'Madam Secretary': TV Review
Even though 'Madam Secretary' still has some kinks to work out — especially partnered with 'The Good Wife' — it's another in a stable of strong CBS dramas that know how to use an hour to entertain
You can always trust CBS to create superior procedurals and rock-solid dramas — it's almost alarming how on point and successful each one becomes. You might not get many wild ideas over at CBS — nothing like Sleepy Hollow on Fox — but it's rare you'll find a miss.
That kind of competence is welcome yet again with tonight's premiere of Madam Secretary starring Tea Leoni as Elizabeth McCord, a college professor and ex-CIA agent (she quit the job for ethical reasons).
Elizabeth is enjoying the college life, living on a farm and raising bright kids along with her husband, Henry (Tim Daly), who is also a professor.
But Elizabeth is pulled back into the world of politics at the highest level when the president (Keith Carradine) needs her in an emergency. A plane carrying the secretary of state has crashed and, since he trained and mentored her in the CIA, he trusts her.
Leoni is immediately the center and the appeal in Madam Secretary, and her casting (as opposed to, say, Katherine Heigl in NBC's State of Affairs) is spot on. Leoni's gravitas is believable at every turn. She doesn't like to be coached, she doesn't like to be second-guessed and she can be gracious in a political battle just as easily as she can be fearless and stare daggers across a table.

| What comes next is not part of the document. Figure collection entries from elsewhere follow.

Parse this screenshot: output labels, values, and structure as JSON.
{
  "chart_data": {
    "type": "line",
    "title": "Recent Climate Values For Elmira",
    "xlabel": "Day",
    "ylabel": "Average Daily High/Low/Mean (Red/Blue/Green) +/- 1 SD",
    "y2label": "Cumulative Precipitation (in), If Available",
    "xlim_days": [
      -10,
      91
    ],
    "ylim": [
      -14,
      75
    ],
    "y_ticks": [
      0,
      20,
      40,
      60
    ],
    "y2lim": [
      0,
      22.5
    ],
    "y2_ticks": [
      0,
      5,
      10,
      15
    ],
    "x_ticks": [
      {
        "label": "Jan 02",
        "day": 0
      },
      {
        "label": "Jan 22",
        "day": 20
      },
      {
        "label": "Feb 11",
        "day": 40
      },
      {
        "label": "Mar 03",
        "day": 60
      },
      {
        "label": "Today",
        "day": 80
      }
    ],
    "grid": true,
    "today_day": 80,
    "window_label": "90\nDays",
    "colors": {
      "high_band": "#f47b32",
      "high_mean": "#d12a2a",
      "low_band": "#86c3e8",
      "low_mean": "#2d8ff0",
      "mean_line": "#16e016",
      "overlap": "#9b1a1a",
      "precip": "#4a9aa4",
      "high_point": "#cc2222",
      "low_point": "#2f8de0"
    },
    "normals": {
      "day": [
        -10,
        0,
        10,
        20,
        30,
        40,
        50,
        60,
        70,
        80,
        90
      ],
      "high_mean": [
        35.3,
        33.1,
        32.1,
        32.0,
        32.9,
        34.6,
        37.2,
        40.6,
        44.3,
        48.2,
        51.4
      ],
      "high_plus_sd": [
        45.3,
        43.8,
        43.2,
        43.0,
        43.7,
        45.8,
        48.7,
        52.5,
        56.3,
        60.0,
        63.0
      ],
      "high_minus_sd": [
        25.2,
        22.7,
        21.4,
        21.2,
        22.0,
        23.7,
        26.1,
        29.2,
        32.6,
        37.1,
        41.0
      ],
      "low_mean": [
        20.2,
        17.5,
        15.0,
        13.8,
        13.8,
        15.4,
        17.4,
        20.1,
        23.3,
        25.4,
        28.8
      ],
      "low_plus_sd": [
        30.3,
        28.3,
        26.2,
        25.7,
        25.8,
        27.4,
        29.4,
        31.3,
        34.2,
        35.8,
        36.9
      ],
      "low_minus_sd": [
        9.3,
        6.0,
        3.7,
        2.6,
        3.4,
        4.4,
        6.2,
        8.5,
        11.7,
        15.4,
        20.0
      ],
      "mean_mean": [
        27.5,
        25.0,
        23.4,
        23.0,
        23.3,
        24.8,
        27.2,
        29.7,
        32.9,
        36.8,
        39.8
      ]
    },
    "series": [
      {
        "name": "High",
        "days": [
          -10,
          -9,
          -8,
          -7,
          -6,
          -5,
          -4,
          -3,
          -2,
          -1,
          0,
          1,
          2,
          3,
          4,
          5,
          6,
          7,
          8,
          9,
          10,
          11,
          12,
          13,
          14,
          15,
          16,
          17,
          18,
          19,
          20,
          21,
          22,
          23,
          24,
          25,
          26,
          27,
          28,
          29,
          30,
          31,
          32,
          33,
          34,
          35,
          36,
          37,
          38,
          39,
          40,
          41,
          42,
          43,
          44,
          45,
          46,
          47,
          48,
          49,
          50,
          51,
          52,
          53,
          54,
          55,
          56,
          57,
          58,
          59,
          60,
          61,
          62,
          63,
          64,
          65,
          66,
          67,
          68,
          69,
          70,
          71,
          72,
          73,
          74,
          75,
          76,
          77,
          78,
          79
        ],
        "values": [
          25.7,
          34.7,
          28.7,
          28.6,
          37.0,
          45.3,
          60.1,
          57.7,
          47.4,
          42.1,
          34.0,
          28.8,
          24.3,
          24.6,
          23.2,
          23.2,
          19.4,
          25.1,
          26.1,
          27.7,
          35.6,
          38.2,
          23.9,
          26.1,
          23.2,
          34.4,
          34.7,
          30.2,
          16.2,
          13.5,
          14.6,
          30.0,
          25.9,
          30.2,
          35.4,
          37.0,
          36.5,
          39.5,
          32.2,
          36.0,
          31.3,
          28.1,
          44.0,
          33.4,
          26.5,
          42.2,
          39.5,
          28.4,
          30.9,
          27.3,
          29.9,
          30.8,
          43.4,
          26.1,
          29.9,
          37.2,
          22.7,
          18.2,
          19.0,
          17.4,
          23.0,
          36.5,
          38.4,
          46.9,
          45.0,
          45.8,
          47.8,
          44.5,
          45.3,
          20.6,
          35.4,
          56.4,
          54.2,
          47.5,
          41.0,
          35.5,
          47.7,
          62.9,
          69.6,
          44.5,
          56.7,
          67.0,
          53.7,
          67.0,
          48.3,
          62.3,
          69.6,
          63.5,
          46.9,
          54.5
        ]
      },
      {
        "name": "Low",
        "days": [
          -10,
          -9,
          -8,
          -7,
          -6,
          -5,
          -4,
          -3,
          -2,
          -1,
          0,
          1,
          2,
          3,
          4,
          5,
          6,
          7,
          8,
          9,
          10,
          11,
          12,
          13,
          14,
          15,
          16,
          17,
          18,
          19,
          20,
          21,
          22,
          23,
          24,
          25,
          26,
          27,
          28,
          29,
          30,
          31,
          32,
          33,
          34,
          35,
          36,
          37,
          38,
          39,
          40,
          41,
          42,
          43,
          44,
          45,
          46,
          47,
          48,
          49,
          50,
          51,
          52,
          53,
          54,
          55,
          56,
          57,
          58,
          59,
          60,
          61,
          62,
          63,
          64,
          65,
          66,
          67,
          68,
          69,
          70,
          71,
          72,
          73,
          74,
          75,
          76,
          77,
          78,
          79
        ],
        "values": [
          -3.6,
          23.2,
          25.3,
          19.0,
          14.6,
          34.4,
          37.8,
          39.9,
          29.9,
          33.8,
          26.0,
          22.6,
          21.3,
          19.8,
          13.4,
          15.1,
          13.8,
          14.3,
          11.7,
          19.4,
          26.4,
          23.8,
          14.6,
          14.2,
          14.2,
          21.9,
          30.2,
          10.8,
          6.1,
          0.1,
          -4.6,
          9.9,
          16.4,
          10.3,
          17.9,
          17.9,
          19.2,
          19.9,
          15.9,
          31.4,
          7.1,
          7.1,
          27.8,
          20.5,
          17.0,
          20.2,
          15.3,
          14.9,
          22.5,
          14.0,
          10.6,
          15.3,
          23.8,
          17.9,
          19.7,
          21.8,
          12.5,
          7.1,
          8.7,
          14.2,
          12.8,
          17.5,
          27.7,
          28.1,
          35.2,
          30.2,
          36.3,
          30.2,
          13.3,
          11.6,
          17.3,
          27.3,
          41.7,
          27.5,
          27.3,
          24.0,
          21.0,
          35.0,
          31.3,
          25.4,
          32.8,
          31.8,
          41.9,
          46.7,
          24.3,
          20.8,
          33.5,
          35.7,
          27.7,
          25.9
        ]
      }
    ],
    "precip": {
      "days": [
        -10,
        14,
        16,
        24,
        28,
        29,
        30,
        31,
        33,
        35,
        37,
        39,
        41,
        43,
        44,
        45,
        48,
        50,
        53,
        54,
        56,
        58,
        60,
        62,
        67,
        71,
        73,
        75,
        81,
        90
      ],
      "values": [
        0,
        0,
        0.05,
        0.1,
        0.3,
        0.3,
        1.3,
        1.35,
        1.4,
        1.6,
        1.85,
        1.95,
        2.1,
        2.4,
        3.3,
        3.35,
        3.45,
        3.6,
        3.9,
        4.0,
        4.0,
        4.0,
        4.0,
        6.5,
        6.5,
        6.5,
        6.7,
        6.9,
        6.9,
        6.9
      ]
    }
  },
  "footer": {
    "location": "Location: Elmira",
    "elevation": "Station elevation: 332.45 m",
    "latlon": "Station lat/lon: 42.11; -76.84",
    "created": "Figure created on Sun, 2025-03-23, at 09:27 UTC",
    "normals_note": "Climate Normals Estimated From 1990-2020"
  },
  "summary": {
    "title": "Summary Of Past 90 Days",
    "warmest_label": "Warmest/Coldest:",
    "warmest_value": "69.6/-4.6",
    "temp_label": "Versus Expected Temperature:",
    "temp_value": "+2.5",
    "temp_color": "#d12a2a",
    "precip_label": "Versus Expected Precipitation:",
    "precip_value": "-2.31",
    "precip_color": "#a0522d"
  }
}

This is important to Madam Secretary for a number of reasons, but mostly because the pilot isn't perfect. Leoni and Daly are a great couple, and if Madam Secretary does one important thing and nails it in the pilot, it's making their marriage and family believable. Knowing that Elizabeth is grounded and sensible and funny at home — meaning she's handling the mother and wife thing just fine, unlike so many women on TV who are great at their jobs and a disaster in their personal lives — gives hope that the series can be multidimensional.
The series is, of course, meant to show us that Elizabeth is great at her job — creator Barbara Hall (Judging Amy) seems to have a template that reflects a bit of Hillary Clinton — and any successful show needs power at the center. But in the early going, it seems like Elizabeth might be a little too good at it; the show will work better if it incorporates actual struggle to succeed, not a kind of superwoman prowess.
And while it's fun to see Leoni put out some international terrorist fires behind the scenes — while figuring out a way to get her point across delicately at State Department dinners that she'd rather not have — other parts of Madame Secretary need work.
There's a great cast here, including Zeljko Ivanek as the president's chief of staff and budding nemesis to Elizabeth and Bebe Neuwirth as head of the staff Elizabeth has inherited. Yet the secondary players have yet to pop. That's an issue that will likely be resolved — see the aforementioned praise of how CBS runs its shows — but it might make tonight's premiere seem in need of spreading its wings in a hurry if it's going to be paired up with The Good Wife.
Still, there's more than enough hope that the pieces are there, and the piece that really matters at this point — Leoni — can hold the show down while it finds its direction.